The early acquisition of an appropriate microbiome is critical for lifelong health. Normally, a human infant acquires much of its microbiome at birth, from the microbiome in its mother’s vagina. Other components of the microbiome are also acquired from the mother, especially through breast feeding. Recent studies have shown that babies born by cesarean section, as well as babies that are bottle-fed on artificial milk formula, typically acquire microbes from a wider variety of sources. Many of the bacteria acquired in this way are not well suited for human health. Biologists have discovered that the incidence of many autoimmune diseases is much higher in people who were born by cesarean section and in those who were fed on formula as infants, compared with individuals who were born vaginally and breast-fed as infants. The difference appears to be related to the composition of the individual’s original microbiome.
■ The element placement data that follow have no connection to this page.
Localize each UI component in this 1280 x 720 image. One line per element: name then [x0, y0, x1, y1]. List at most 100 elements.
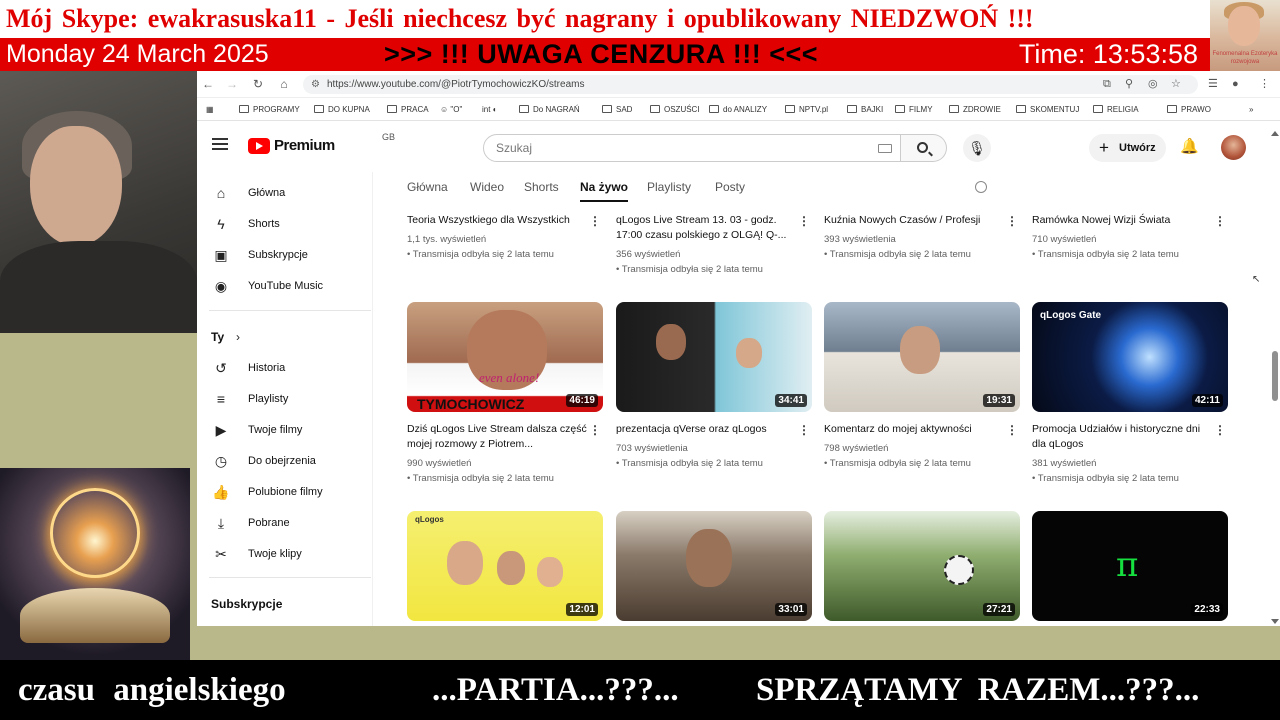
- sidebar-item-history[interactable]: ↺ Historia: [197, 353, 373, 384]
- search-input[interactable]: Szukaj: [483, 134, 901, 162]
- video-thumbnail[interactable]: 27:21: [824, 511, 1020, 621]
- hamburger-menu-icon[interactable]: [212, 138, 228, 150]
- forward-icon[interactable]: →: [225, 77, 239, 91]
- folder-icon: [1167, 105, 1177, 113]
- apps-icon[interactable]: ▦: [206, 99, 214, 121]
- video-thumbnail[interactable]: π 22:33: [1032, 511, 1228, 621]
- sidebar-item-shorts[interactable]: ϟ Shorts: [197, 209, 373, 240]
- tab-posts[interactable]: Posty: [715, 172, 745, 202]
- reading-list-icon[interactable]: ☰: [1208, 75, 1218, 94]
- video-title[interactable]: Ramówka Nowej Wizji Świata: [1032, 213, 1212, 228]
- profile-icon[interactable]: ●: [1232, 75, 1239, 94]
- create-label: Utwórz: [1119, 142, 1156, 154]
- thumbnail-text: qLogos Gate: [1040, 310, 1102, 321]
- bookmark-folder[interactable]: RELIGIA: [1093, 99, 1139, 121]
- more-options-icon[interactable]: ⋮: [1006, 423, 1018, 437]
- video-title[interactable]: Kuźnia Nowych Czasów / Profesji: [824, 213, 1004, 228]
- download-icon: ⤓: [217, 515, 225, 531]
- sidebar-item-watch-later[interactable]: ◷ Do obejrzenia: [197, 446, 373, 477]
- video-title[interactable]: Teoria Wszystkiego dla Wszystkich: [407, 213, 587, 228]
- sidebar-item-downloads[interactable]: ⤓ Pobrane: [197, 508, 373, 539]
- video-thumbnail[interactable]: 19:31: [824, 302, 1020, 412]
- more-options-icon[interactable]: ⋮: [1214, 423, 1226, 437]
- microphone-icon[interactable]: 🎙: [963, 134, 991, 162]
- more-bookmarks-icon[interactable]: »: [1249, 99, 1253, 121]
- bookmark-folder[interactable]: NPTV.pl: [785, 99, 828, 121]
- bookmark-folder[interactable]: do ANALIZY: [709, 99, 767, 121]
- tab-playlists[interactable]: Playlisty: [647, 172, 691, 202]
- more-options-icon[interactable]: ⋮: [1214, 214, 1226, 228]
- scroll-up-icon[interactable]: [1271, 131, 1279, 136]
- account-avatar[interactable]: [1221, 135, 1246, 160]
- bookmarks-bar: ▦ PROGRAMY DO KUPNA PRACA ☺ "O" int ◐ Do…: [197, 99, 1280, 121]
- more-options-icon[interactable]: ⋮: [589, 423, 601, 437]
- bookmark-folder[interactable]: PROGRAMY: [239, 99, 300, 121]
- bookmark-folder[interactable]: PRACA: [387, 99, 429, 121]
- int-icon[interactable]: int ◐: [482, 99, 498, 121]
- notifications-bell-icon[interactable]: 🔔: [1180, 138, 1199, 156]
- bookmark-folder[interactable]: SKOMENTUJ: [1016, 99, 1079, 121]
- logo-caption: Fenomenalna Ezoteryka rozwojowa: [1212, 51, 1278, 65]
- home-icon[interactable]: ⌂: [277, 77, 291, 91]
- video-thumbnail[interactable]: qLogos 12:01: [407, 511, 603, 621]
- page-scrollbar[interactable]: [1270, 131, 1280, 626]
- bookmark-folder[interactable]: DO KUPNA: [314, 99, 370, 121]
- tab-home[interactable]: Główna: [407, 172, 448, 202]
- video-thumbnail[interactable]: 33:01: [616, 511, 812, 621]
- url-field[interactable]: ⚙ https://www.youtube.com/@PiotrTymochow…: [303, 75, 1198, 94]
- search-button[interactable]: [901, 134, 947, 162]
- scroll-down-icon[interactable]: [1271, 619, 1279, 624]
- search-placeholder: Szukaj: [496, 141, 533, 155]
- info-banner: Monday 24 March 2025 >>> !!! UWAGA CENZU…: [0, 38, 1210, 71]
- bookmark-folder[interactable]: OSZUŚCI: [650, 99, 700, 121]
- video-title[interactable]: qLogos Live Stream 13. 03 - godz. 17:00 …: [616, 213, 796, 243]
- tab-videos[interactable]: Wideo: [470, 172, 504, 202]
- back-icon[interactable]: ←: [201, 77, 215, 91]
- install-icon[interactable]: ⧉: [1103, 75, 1111, 94]
- tab-live[interactable]: Na żywo: [580, 172, 629, 202]
- sidebar-you-heading[interactable]: Ty ›: [197, 322, 373, 353]
- censorship-warning: >>> !!! UWAGA CENZURA !!! <<<: [384, 39, 819, 69]
- sidebar-item-playlists[interactable]: ≡ Playlisty: [197, 384, 373, 415]
- sidebar-item-home[interactable]: ⌂ Główna: [197, 178, 373, 209]
- video-thumbnail[interactable]: even alone! TYMOCHOWICZ 46:19: [407, 302, 603, 412]
- folder-icon: [239, 105, 249, 113]
- bookmark-folder[interactable]: SAD: [602, 99, 632, 121]
- bookmark-link[interactable]: ☺ "O": [440, 99, 462, 121]
- more-options-icon[interactable]: ⋮: [798, 423, 810, 437]
- sidebar-item-your-videos[interactable]: ▶ Twoje filmy: [197, 415, 373, 446]
- bookmark-folder[interactable]: Do NAGRAŃ: [519, 99, 580, 121]
- more-options-icon[interactable]: ⋮: [1006, 214, 1018, 228]
- keyboard-icon[interactable]: [878, 144, 892, 153]
- browser-menu-icon[interactable]: ⋮: [1259, 75, 1270, 94]
- bookmark-folder[interactable]: ZDROWIE: [949, 99, 1001, 121]
- tab-shorts[interactable]: Shorts: [524, 172, 559, 202]
- zoom-icon[interactable]: ⚲: [1125, 75, 1133, 94]
- sidebar-item-youtube-music[interactable]: ◉ YouTube Music: [197, 271, 373, 302]
- more-options-icon[interactable]: ⋮: [589, 214, 601, 228]
- site-info-icon[interactable]: ⚙: [311, 75, 320, 94]
- scroll-thumb[interactable]: [1272, 351, 1278, 401]
- eye-off-icon[interactable]: ◎: [1148, 75, 1158, 94]
- reload-icon[interactable]: ↻: [251, 77, 265, 91]
- stream-date: • Transmisja odbyła się 2 lata temu: [616, 264, 763, 275]
- video-thumbnail[interactable]: 34:41: [616, 302, 812, 412]
- shorts-icon: ϟ: [217, 216, 225, 232]
- video-title[interactable]: prezentacja qVerse oraz qLogos: [616, 422, 796, 437]
- bookmark-folder[interactable]: FILMY: [895, 99, 933, 121]
- sidebar-item-subscriptions[interactable]: ▣ Subskrypcje: [197, 240, 373, 271]
- video-title[interactable]: Komentarz do mojej aktywności: [824, 422, 1004, 437]
- video-title[interactable]: Promocja Udziałów i historyczne dni dla …: [1032, 422, 1212, 452]
- create-button[interactable]: + Utwórz: [1089, 134, 1166, 162]
- sidebar-item-liked-videos[interactable]: 👍 Polubione filmy: [197, 477, 373, 508]
- channel-search-icon[interactable]: [975, 181, 987, 193]
- bookmark-folder[interactable]: BAJKI: [847, 99, 883, 121]
- folder-icon: [949, 105, 959, 113]
- bookmark-folder[interactable]: PRAWO: [1167, 99, 1211, 121]
- sidebar-item-your-clips[interactable]: ✂ Twoje klipy: [197, 539, 373, 570]
- bookmark-star-icon[interactable]: ☆: [1171, 75, 1181, 94]
- video-thumbnail[interactable]: qLogos Gate 42:11: [1032, 302, 1228, 412]
- date-label: Monday 24 March 2025: [6, 40, 269, 68]
- more-options-icon[interactable]: ⋮: [798, 214, 810, 228]
- video-title[interactable]: Dziś qLogos Live Stream dalsza część moj…: [407, 422, 587, 452]
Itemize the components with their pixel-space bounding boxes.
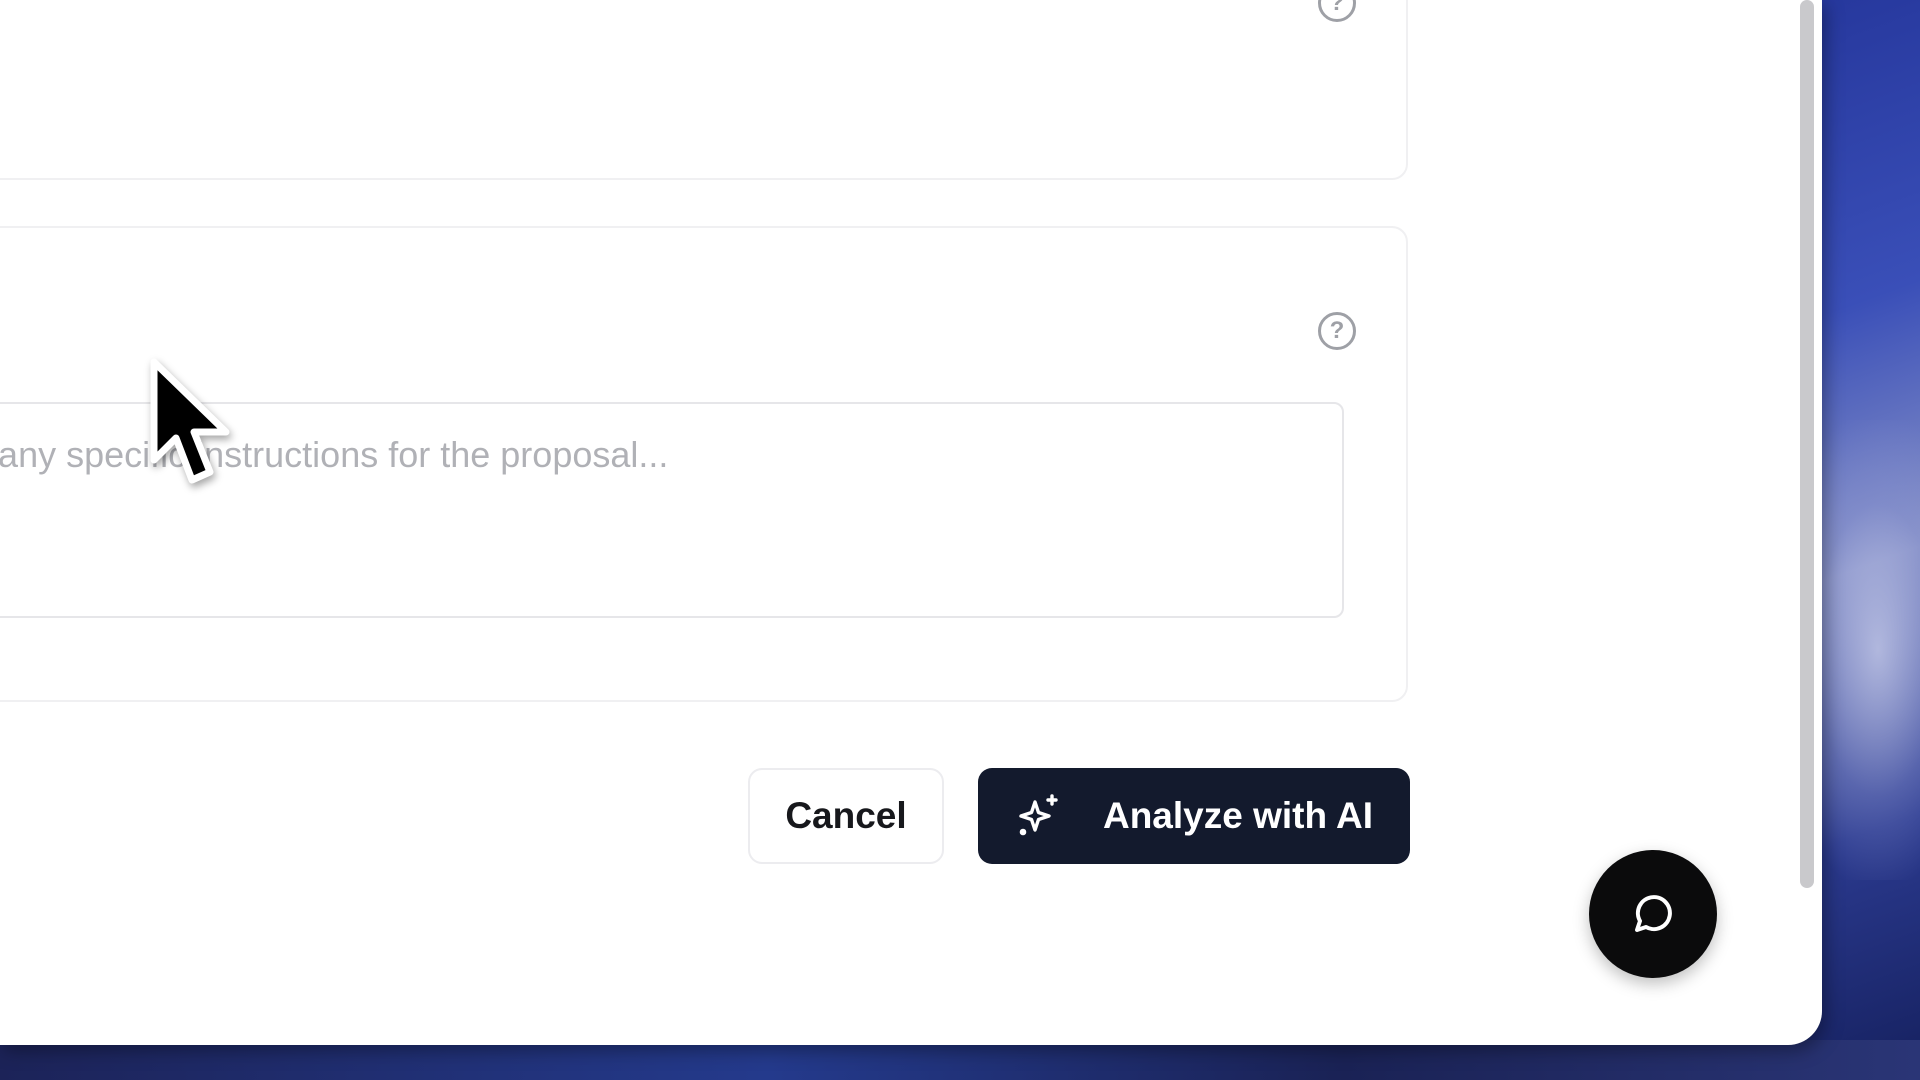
app-window: ? ? Cancel Analyze with AI — [0, 0, 1822, 1045]
analyze-with-ai-button[interactable]: Analyze with AI — [978, 768, 1410, 864]
help-icon[interactable]: ? — [1318, 312, 1356, 350]
help-icon[interactable]: ? — [1318, 0, 1356, 22]
analyze-button-label: Analyze with AI — [1102, 795, 1373, 836]
message-circle-icon — [1635, 895, 1672, 932]
form-card-previous: ? — [0, 0, 1408, 180]
sparkles-icon — [1019, 794, 1058, 836]
cancel-button[interactable]: Cancel — [748, 768, 944, 864]
desktop-wallpaper-bottom — [0, 1040, 1920, 1080]
scrollbar-thumb[interactable] — [1800, 0, 1814, 888]
chat-launcher-button[interactable] — [1589, 850, 1717, 978]
form-card-instructions: ? — [0, 226, 1408, 702]
cancel-button-label: Cancel — [785, 795, 907, 836]
window-scrollbar[interactable] — [1796, 0, 1818, 900]
instructions-textarea[interactable] — [0, 402, 1344, 618]
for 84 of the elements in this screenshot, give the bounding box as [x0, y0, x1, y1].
Humans use some of the metabolic products—especially vitamins B12 and K—produced by the microbiome living in the large intestine. Communities of bacteria line our intestines with a dense biofilm that is in intimate contact with the mucosal lining of the gut. This biofilm facilitates nutrient transfer from the intestine into the body, functioning like a specialized “tissue” that is essential to our health. This biofilm has a complex ecology that scientists have just begun to explore in detail—including the possibility that the species composition of an individual’s gut microbiome may contribute to obesity.

Animals harbor a variety of microbes in their digestive tracts, many of which play important roles in digestion. Cattle depend on prokaryotes to break down plant material. Like most animals, cattle cannot produce cellulase, the enzyme needed to start the digestion of the cellulose that makes up the bulk of their plant food. However, bacteria living in a special section of the gut, called the rumen, produce enough cellulase to process the daily diet for the cattle.